Having the pro-life vigil to mark the beginning of Advent made sense, said Chauvet, because Mary, as an unwed mother, probably went through many of the same uncertainties that unmarried pregnant women go through today.
The vigil made the mystery of the Gospel all the more interesting, she said. For her, the intentions highlighted the vigil, especially praying for repentance for those who have harmed the unborn and forgiving them.
“In our archdiocese, I’d like to see more involvement with the 40 Days for Life. This might get things going in that direction,” said Chauvet.
The next four weeks of Advent, prior to the celebration of Christmas, are a time of expectation and anticipation.
Rebecca Stark, who attended the “beautiful and peaceful vigil,” said icons of Our Lady of Guadalupe and Our Lady of Hope at the basilica served as reminders of the anticipation of Jesus’ birth. Preparing for Jesus connects aptly with praying for life, she said.
“We all know the sacredness of life. As Catholics, we are to stand as a witness, stand as a sign of hope. It was a beautiful way to be together as Catholics,” said Stark.

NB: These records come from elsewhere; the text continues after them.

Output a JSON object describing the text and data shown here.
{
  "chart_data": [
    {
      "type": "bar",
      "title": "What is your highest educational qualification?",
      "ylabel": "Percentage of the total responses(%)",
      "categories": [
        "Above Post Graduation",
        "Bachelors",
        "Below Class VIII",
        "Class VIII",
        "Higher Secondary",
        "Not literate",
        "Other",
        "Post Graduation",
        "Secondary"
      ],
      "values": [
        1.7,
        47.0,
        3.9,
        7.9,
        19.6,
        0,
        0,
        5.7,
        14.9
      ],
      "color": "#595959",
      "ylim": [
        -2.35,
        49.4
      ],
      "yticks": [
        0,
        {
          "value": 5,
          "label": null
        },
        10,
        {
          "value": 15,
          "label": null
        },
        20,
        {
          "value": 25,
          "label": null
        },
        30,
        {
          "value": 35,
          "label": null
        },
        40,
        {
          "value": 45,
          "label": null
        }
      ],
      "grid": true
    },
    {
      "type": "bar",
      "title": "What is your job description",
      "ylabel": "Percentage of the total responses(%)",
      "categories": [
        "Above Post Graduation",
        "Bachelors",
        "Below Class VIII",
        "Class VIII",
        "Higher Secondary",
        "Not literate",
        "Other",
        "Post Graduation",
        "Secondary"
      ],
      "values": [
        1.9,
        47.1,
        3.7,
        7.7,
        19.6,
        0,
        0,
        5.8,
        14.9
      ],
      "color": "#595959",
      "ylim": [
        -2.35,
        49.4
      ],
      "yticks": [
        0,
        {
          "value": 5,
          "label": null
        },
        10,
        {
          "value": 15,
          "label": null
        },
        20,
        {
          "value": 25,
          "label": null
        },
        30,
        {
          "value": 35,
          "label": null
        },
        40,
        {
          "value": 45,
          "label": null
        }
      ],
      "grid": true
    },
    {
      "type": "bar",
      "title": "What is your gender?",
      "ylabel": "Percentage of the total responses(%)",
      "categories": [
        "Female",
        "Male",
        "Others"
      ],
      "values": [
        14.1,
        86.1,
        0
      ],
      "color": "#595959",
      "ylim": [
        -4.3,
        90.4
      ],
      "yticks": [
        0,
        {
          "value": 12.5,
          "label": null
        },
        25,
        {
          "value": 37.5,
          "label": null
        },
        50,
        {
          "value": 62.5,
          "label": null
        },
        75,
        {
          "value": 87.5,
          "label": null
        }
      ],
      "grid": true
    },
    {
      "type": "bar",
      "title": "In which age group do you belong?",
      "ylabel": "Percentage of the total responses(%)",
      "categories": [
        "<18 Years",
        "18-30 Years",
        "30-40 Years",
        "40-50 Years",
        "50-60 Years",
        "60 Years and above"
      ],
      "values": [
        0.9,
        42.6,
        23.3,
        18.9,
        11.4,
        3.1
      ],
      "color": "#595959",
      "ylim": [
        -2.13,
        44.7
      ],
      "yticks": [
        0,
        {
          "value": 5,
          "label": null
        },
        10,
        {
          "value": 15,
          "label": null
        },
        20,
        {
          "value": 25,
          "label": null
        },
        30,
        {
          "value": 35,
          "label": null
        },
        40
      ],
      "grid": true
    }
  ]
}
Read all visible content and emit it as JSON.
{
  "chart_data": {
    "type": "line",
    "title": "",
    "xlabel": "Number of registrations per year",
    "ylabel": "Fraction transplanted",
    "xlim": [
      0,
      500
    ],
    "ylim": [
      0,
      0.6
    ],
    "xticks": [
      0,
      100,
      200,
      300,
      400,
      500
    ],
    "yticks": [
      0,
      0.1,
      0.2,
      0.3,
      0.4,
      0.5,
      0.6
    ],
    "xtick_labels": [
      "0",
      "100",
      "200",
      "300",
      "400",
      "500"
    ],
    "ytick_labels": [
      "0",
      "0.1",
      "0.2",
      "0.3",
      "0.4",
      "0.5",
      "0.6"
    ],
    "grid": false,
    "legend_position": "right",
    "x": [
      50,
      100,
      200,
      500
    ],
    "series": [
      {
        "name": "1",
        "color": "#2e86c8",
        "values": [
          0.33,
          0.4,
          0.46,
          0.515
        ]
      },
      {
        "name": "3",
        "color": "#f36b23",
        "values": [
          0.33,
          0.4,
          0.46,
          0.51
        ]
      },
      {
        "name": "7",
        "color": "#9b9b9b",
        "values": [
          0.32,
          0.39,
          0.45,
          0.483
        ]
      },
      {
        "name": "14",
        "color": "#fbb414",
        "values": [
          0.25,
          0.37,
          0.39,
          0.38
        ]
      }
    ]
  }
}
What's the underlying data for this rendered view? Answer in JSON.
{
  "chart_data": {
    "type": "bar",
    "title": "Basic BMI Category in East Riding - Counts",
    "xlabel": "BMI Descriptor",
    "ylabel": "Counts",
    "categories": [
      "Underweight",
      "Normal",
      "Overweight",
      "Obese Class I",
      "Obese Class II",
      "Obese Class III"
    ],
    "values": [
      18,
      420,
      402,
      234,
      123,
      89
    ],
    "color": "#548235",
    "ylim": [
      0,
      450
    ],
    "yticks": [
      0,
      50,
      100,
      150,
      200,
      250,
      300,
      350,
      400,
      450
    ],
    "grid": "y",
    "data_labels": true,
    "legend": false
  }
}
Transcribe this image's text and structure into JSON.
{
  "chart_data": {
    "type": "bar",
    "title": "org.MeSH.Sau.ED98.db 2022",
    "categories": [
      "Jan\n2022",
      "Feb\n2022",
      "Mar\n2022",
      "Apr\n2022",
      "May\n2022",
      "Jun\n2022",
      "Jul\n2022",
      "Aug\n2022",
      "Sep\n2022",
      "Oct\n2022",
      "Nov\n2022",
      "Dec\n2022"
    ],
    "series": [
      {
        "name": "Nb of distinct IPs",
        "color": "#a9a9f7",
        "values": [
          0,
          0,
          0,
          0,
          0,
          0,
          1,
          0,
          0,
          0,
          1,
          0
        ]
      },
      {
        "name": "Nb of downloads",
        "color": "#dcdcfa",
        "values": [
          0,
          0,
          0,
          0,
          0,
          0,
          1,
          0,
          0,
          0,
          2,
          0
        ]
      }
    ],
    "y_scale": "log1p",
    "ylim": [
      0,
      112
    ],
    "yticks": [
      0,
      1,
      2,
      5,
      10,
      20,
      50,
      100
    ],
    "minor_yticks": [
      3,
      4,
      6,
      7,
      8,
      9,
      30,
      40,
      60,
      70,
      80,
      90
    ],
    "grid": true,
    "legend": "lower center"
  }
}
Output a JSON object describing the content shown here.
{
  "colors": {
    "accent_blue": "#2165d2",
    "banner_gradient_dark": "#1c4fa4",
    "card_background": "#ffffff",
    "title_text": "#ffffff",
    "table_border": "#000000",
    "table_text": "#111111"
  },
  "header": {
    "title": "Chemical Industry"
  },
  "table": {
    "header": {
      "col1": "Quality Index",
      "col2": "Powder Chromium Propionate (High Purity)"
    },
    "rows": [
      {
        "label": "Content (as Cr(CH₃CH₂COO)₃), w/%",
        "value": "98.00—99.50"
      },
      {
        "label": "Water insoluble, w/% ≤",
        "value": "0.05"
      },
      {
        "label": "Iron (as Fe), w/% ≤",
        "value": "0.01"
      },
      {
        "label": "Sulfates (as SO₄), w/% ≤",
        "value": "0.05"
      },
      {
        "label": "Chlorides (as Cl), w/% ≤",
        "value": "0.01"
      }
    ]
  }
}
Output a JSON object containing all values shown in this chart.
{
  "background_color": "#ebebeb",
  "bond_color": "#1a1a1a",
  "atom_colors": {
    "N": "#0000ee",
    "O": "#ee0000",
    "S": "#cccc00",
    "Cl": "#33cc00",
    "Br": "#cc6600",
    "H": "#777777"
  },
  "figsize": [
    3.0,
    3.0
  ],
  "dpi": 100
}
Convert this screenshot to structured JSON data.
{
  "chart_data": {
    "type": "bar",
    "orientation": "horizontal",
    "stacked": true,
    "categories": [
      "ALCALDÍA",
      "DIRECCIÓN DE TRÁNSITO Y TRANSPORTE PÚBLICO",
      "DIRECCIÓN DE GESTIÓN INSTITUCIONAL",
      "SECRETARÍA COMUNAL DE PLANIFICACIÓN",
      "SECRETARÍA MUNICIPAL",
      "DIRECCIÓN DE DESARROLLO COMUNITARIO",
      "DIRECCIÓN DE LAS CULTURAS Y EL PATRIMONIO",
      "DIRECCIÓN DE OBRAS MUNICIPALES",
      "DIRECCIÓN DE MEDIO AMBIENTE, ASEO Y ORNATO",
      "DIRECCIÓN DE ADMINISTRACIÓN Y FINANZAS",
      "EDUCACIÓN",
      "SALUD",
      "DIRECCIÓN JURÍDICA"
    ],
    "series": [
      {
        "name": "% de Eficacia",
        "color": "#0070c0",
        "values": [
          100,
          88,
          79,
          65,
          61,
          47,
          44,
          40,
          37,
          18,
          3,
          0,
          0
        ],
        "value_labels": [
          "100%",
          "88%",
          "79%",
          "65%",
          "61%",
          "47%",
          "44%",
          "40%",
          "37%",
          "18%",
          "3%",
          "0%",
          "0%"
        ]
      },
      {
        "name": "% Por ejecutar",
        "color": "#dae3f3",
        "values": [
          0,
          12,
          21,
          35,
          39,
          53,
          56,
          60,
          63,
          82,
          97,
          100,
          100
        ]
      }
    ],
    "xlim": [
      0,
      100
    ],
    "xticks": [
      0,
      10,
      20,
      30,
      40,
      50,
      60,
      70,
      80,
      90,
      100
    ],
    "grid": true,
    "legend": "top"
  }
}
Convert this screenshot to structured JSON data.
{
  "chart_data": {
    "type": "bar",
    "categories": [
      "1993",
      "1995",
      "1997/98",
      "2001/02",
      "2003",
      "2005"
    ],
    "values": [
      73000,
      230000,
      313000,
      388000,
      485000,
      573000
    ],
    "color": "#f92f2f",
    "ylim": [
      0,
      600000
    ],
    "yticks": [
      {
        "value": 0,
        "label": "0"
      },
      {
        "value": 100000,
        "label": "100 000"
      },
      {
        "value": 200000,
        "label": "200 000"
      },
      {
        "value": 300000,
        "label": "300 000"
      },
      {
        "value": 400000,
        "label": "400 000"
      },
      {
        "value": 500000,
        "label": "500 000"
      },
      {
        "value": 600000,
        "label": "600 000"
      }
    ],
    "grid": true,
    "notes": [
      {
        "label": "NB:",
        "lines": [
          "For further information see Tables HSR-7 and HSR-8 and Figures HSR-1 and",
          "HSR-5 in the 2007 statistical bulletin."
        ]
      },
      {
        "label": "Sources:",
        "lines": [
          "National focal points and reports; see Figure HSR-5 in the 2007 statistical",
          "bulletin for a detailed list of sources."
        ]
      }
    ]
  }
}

The pope calling people together to pray carries an important message. The gathering testified to the truth that prayer is needed above all else in the cause of life.
Smith said that when we pray for life at its most vulnerable stage before birth, we can expect God to hear and answer.
“From this expectation there arises a real anticipation that God will act to change hearts and behaviours,” the archbishop said.
Human effort and witness are necessary but insufficient. Abortions continue happening, even when science reveals that from the moment of fertilization there is human life.
“For real change to occur, what is needed is a transformation of the human heart. God alone can bring this about, and so we turn to him in fervent prayer,” said Smith.